The Indian market for sleep

by on January 19, 2016 at 12:50 am in Uncategorized | Permalink

Does any city have a more stratified sleep economy than wintertime Delhi? The filmmaker Shaunak Sen, who spent two years researching the city’s sleep vendors for a documentary, “Cities of Sleep,” discovered a sprawling gray market that has taken shape around the city’s vast unmet need for shelter. In some places, it breeds what he calls a “sleep mafia, who controls who sleeps where, for how long, and what quality of sleep.”

…Like many of this city’s businesses, sleep vendors are both highly organized and officially nonexistent. In Mr. Khan’s neighborhood, four quilt vendors have divided the sidewalks and public spaces into quadrants, and when night falls, their customers arrange themselves into colonies of lumpy forms. Some have returned to the same spot every night for years.

…Mr. Khan, who has been here for eight years, says he extends credit for regular customers to a limit of 100, or occasionally 200, rupees. (Several shivering men, who had spent the night around a smoldering fire nearby, snorted in disbelief upon hearing this.) He considers boundaries between vendors so sacred that he will not step across them. He makes regular payments to the police and street sweepers so they do not disturb his sleepers, and he maintains close relations with the local pickpockets so that he can tell them whom not to rob.

I wish I knew more about the market structure, coercive control, and ease of entry and the like.  Nonetheless an interesting story from Ellen Barry at the NYT.

1 Chip January 19, 2016 at 1:03 am

I have a vivid memory of my first business trip to Mumbai and the short morning walk from the Oberoi to our office. Men were sleeping in evenly spaced lines across the sidewalk and as I made my way around them a muttering guru with wild hair and even wilder eyes briefly gripped my arm and left a deep black handprint on my white shirt for the rest of the day.

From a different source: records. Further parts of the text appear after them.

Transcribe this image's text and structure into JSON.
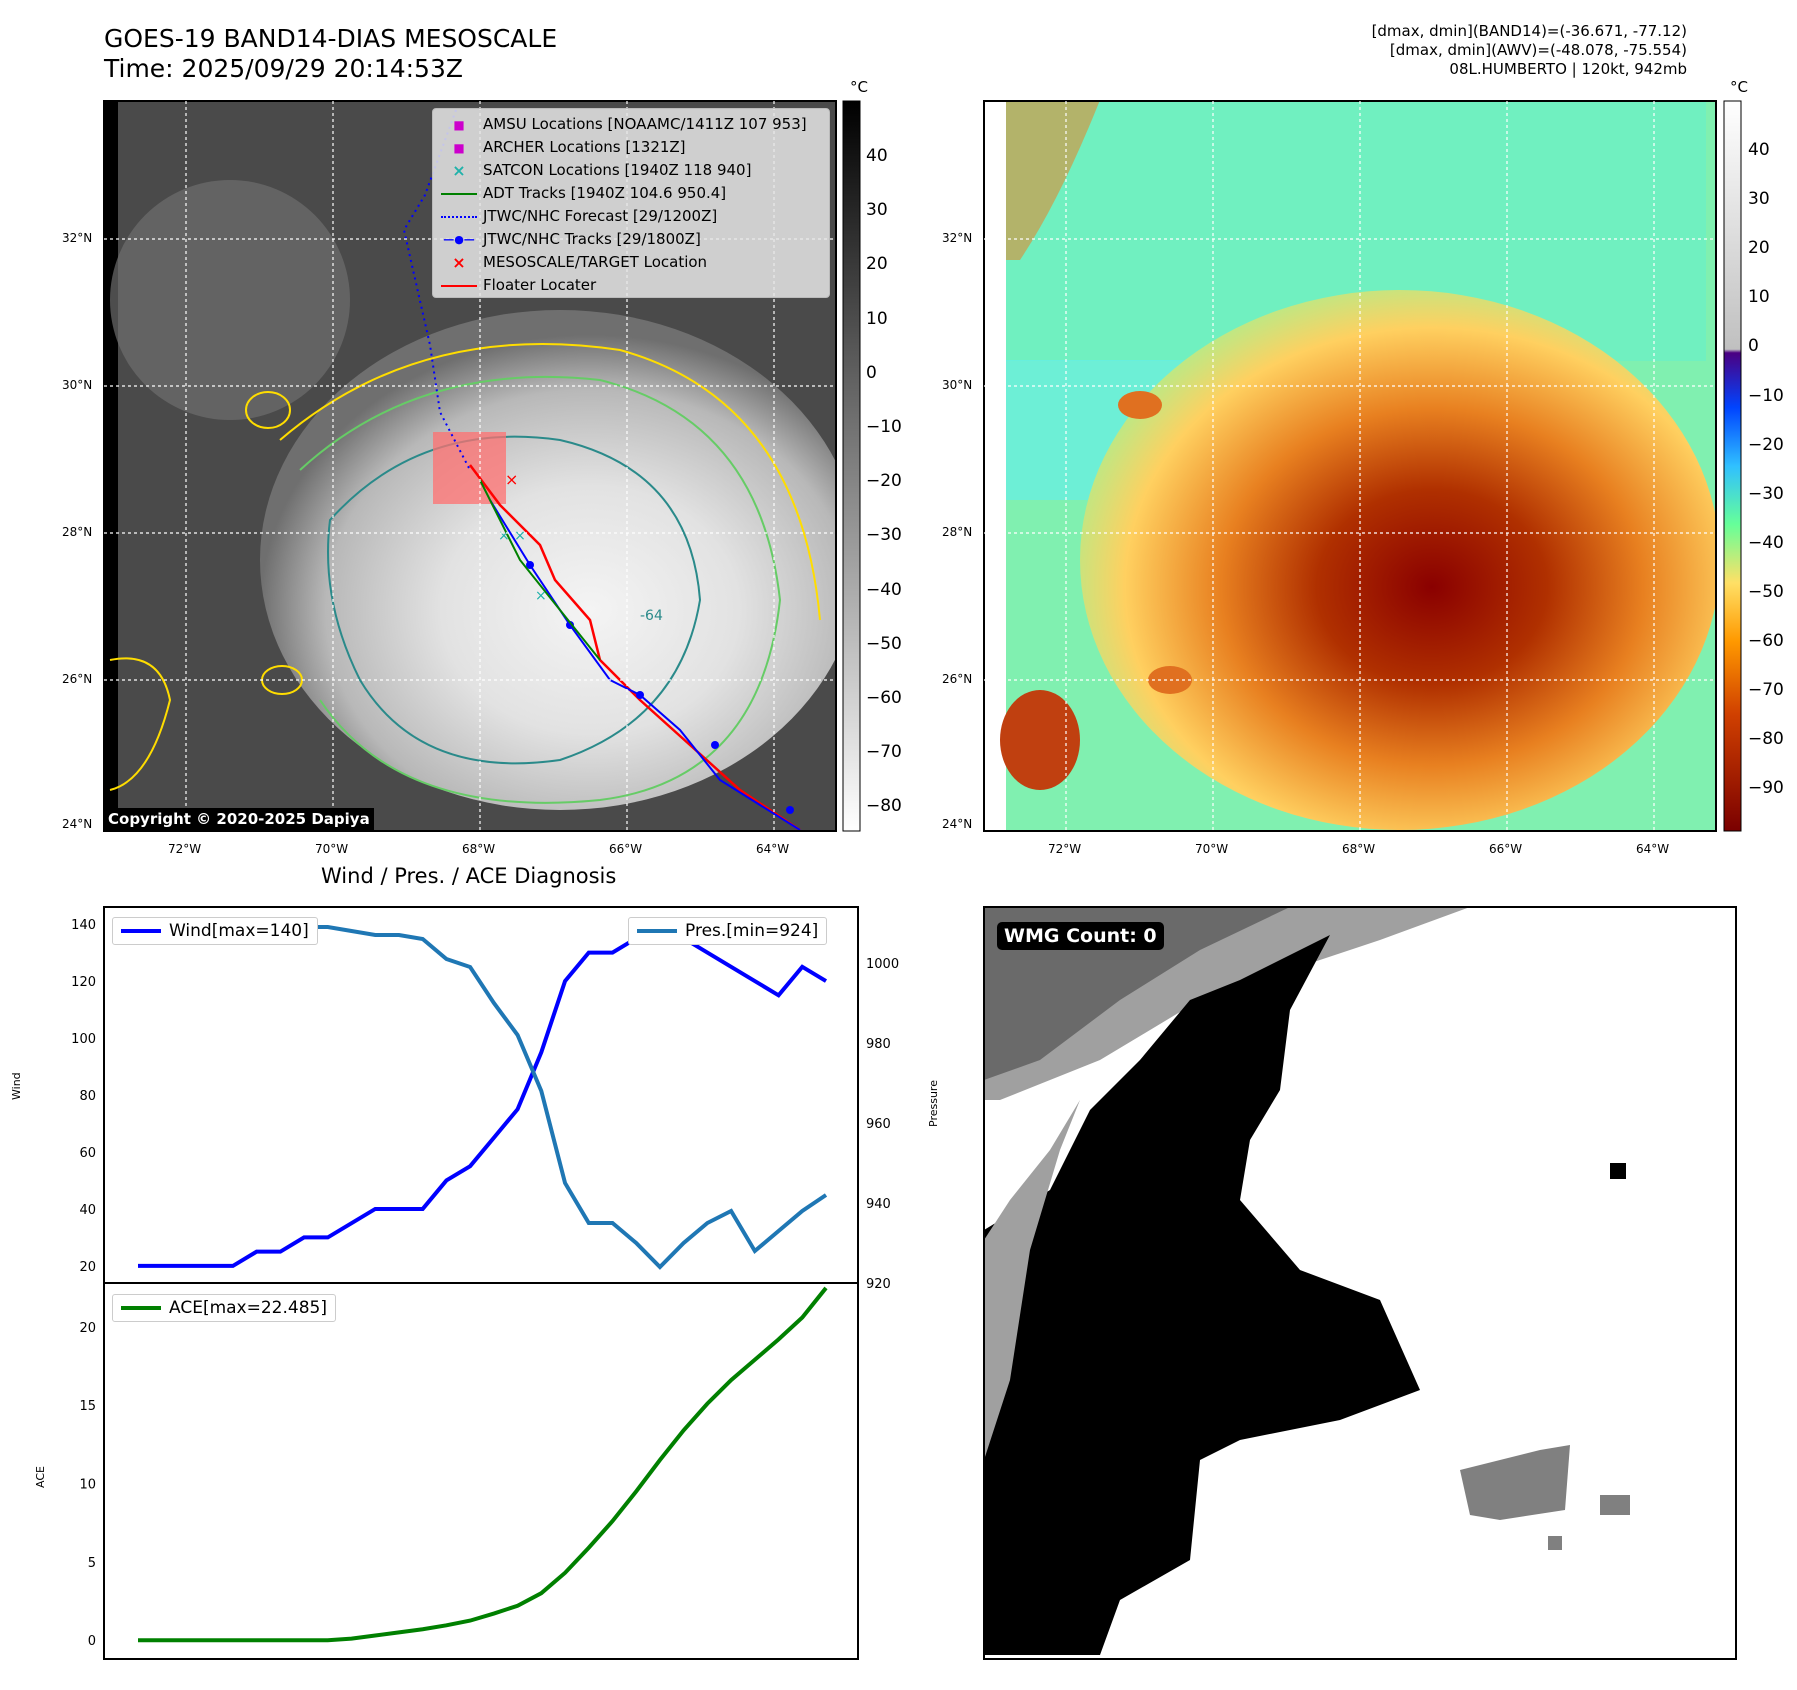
{
  "header": {
    "title_line1": "GOES-19 BAND14-DIAS MESOSCALE",
    "title_line2": "Time: 2025/09/29 20:14:53Z",
    "stats_line1": "[dmax, dmin](BAND14)=(-36.671, -77.12)",
    "stats_line2": "[dmax, dmin](AWV)=(-48.078, -75.554)",
    "stats_line3": "08L.HUMBERTO | 120kt, 942mb"
  },
  "map": {
    "lat_labels": [
      "32°N",
      "30°N",
      "28°N",
      "26°N",
      "24°N"
    ],
    "lon_labels": [
      "72°W",
      "70°W",
      "68°W",
      "66°W",
      "64°W"
    ],
    "copyright": "Copyright © 2020-2025 Dapiya",
    "contour_label": "-64",
    "legend": [
      {
        "label": "AMSU Locations [NOAAMC/1411Z 107 953]",
        "marker": "square",
        "color": "#cc00cc"
      },
      {
        "label": "ARCHER Locations [1321Z]",
        "marker": "square",
        "color": "#cc00cc"
      },
      {
        "label": "SATCON Locations [1940Z 118 940]",
        "marker": "x",
        "color": "#20b2aa"
      },
      {
        "label": "ADT Tracks [1940Z 104.6 950.4]",
        "marker": "line",
        "color": "#008000"
      },
      {
        "label": "JTWC/NHC Forecast [29/1200Z]",
        "marker": "dotted",
        "color": "#0000ff"
      },
      {
        "label": "JTWC/NHC Tracks [29/1800Z]",
        "marker": "dotline",
        "color": "#0000ff"
      },
      {
        "label": "MESOSCALE/TARGET Location",
        "marker": "x",
        "color": "#ff0000"
      },
      {
        "label": "Floater Locater",
        "marker": "line",
        "color": "#ff0000"
      }
    ]
  },
  "colorbar_left": {
    "unit": "°C",
    "ticks": [
      "40",
      "30",
      "20",
      "10",
      "0",
      "−10",
      "−20",
      "−30",
      "−40",
      "−50",
      "−60",
      "−70",
      "−80"
    ]
  },
  "colorbar_right": {
    "unit": "°C",
    "ticks": [
      "40",
      "30",
      "20",
      "10",
      "0",
      "−10",
      "−20",
      "−30",
      "−40",
      "−50",
      "−60",
      "−70",
      "−80",
      "−90"
    ]
  },
  "wmg": {
    "label": "WMG Count: 0"
  },
  "chart_data": [
    {
      "type": "line",
      "title": "Wind / Pres. / ACE Diagnosis",
      "ylabel": "Wind",
      "ylim": [
        14,
        146
      ],
      "yticks": [
        20,
        40,
        60,
        80,
        100,
        120,
        140
      ],
      "series": [
        {
          "name": "Wind[max=140]",
          "color": "#0000ff",
          "values": [
            20,
            20,
            20,
            20,
            20,
            25,
            25,
            30,
            30,
            35,
            40,
            40,
            40,
            50,
            55,
            65,
            75,
            95,
            120,
            130,
            130,
            135,
            140,
            135,
            130,
            125,
            120,
            115,
            125,
            120
          ]
        }
      ],
      "y2label": "Pressure",
      "y2lim": [
        920,
        1014
      ],
      "y2ticks": [
        920,
        940,
        960,
        980,
        1000
      ],
      "series2": [
        {
          "name": "Pres.[min=924]",
          "color": "#1f77b4",
          "values": [
            1010,
            1010,
            1010,
            1010,
            1010,
            1009,
            1009,
            1009,
            1009,
            1008,
            1007,
            1007,
            1006,
            1001,
            999,
            990,
            982,
            968,
            945,
            935,
            935,
            930,
            924,
            930,
            935,
            938,
            928,
            933,
            938,
            942
          ]
        }
      ]
    },
    {
      "type": "line",
      "ylabel": "ACE",
      "ylim": [
        -1.2,
        22.8
      ],
      "yticks": [
        0,
        5,
        10,
        15,
        20
      ],
      "series": [
        {
          "name": "ACE[max=22.485]",
          "color": "#008000",
          "values": [
            0,
            0,
            0,
            0,
            0,
            0,
            0,
            0,
            0,
            0.1,
            0.3,
            0.5,
            0.7,
            0.95,
            1.25,
            1.7,
            2.2,
            3.0,
            4.3,
            5.9,
            7.6,
            9.5,
            11.5,
            13.4,
            15.1,
            16.6,
            17.9,
            19.2,
            20.6,
            22.485
          ]
        }
      ]
    }
  ]
}
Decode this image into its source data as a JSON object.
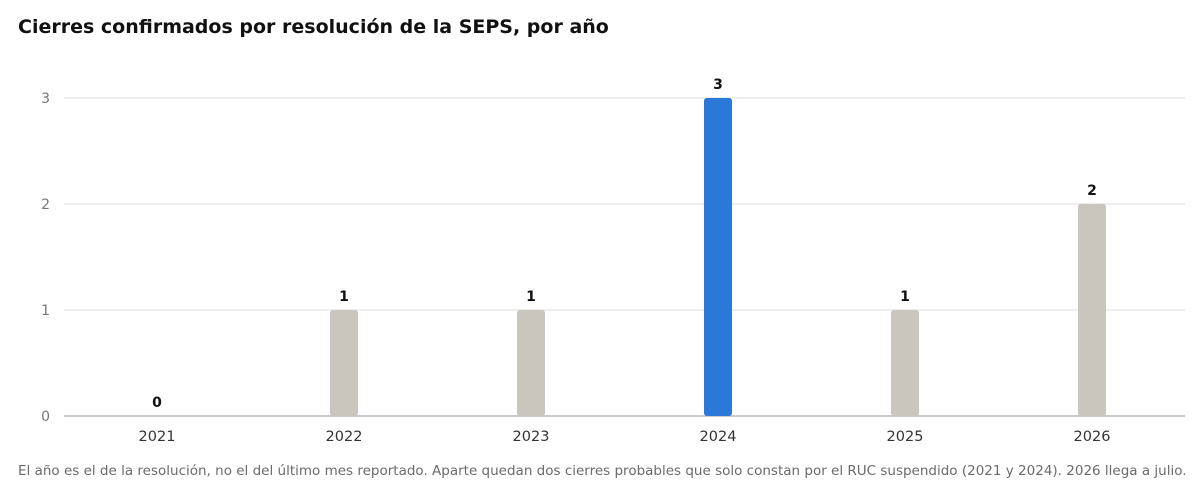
{
  "chart_data": {
    "type": "bar",
    "title": "Cierres confirmados por resolución de la SEPS, por año",
    "xlabel": "",
    "ylabel": "",
    "categories": [
      "2021",
      "2022",
      "2023",
      "2024",
      "2025",
      "2026"
    ],
    "values": [
      0,
      1,
      1,
      3,
      1,
      2
    ],
    "ylim": [
      0,
      3
    ],
    "yticks": [
      0,
      1,
      2,
      3
    ],
    "grid": true,
    "legend": "none",
    "highlight_category": "2024",
    "colors": {
      "default_bar": "#c8c6bd",
      "highlight_bar": "#2a78d8",
      "grid": "#dddddd",
      "axis": "#b8b8b8"
    }
  },
  "footnote": "El año es el de la resolución, no el del último mes reportado. Aparte quedan dos cierres probables que solo constan por el RUC suspendido (2021 y 2024). 2026 llega a julio."
}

2 Jan January 19, 2016 at 6:09 am

Had a similar experience in the late 2000s. I’d arrived at night, so had not seen much of anything on the nearby streets, but upon walking around my hotel early the next morning I nearly stepped on a person before I looked around and realized there were probably over 100 people sleeping on the ground in my immediate vicinity. The guru would have have freaked me out though.

3 prior_test January 19, 2016 at 1:43 am

‘I wish I knew more about the market structure, coercive control, and ease of entry and the like.’

Undoubtedly. Free markets need to be able to extract maximum value from all human activities, that just being part of those small steps to a much better world.

4 Thelonious_Nick January 19, 2016 at 10:53 am

So, P_T, do you believe the problem with homelessness in Delhi is at root an excess of free markets?

5 Affe January 19, 2016 at 11:40 am

PT evidently believes either (i) sleeping uncovered on pavement is superior, or (ii) that this blog should be re-titled Magical Revolution, as cots and blankets miraculously appear daily on the streets of Delhi, only to be snatched up and hoarded by Big Sleep.

6 Stephan January 19, 2016 at 11:43 am

The free market is not a problem, but the lawlessness is. The homeless people can’t hang on to their assets. They could buy a blanket but it would be stolen, pickpockets target them etc..

7 Anoop January 19, 2016 at 3:46 am

I can tell of similar structures in the train seat market.

Every long distance train in India has a couple of wagons for unreserved ticket travelers. Ergo its no holds barred in these wagons and typically mayhem ensues. Far away from the bigger stations and railway police, teams of thugs muscle their way in and grab the few precious seats available, and sell them off to the highest bidders.

8 jim jones January 19, 2016 at 6:42 am

The police collect more than 3,000 bodies a year from the streets – incredible.

9 Gochujang January 19, 2016 at 8:19 am

Like something out of Terry Pratchett.

I guess there are advantages to cold northern climes that are not blessed by monsoons and tremendous rice harvests.

10 chuck martel January 19, 2016 at 4:15 pm

In bygone days in the North, unemployed lumber jacks spent the night in flophouses, sometimes buying a spot to lean, rather than a bed. Rural saloons in the timber country had “snake shacks’, buildings with a stove separated by a page wire fence from some wooden benches where drunks were allowed to sleep after the bar closed. This benevolence prevented at least some of the customers from freezing to death.

11 Tom T. January 19, 2016 at 10:04 am

This seems to say as much about the market for housing as anything else.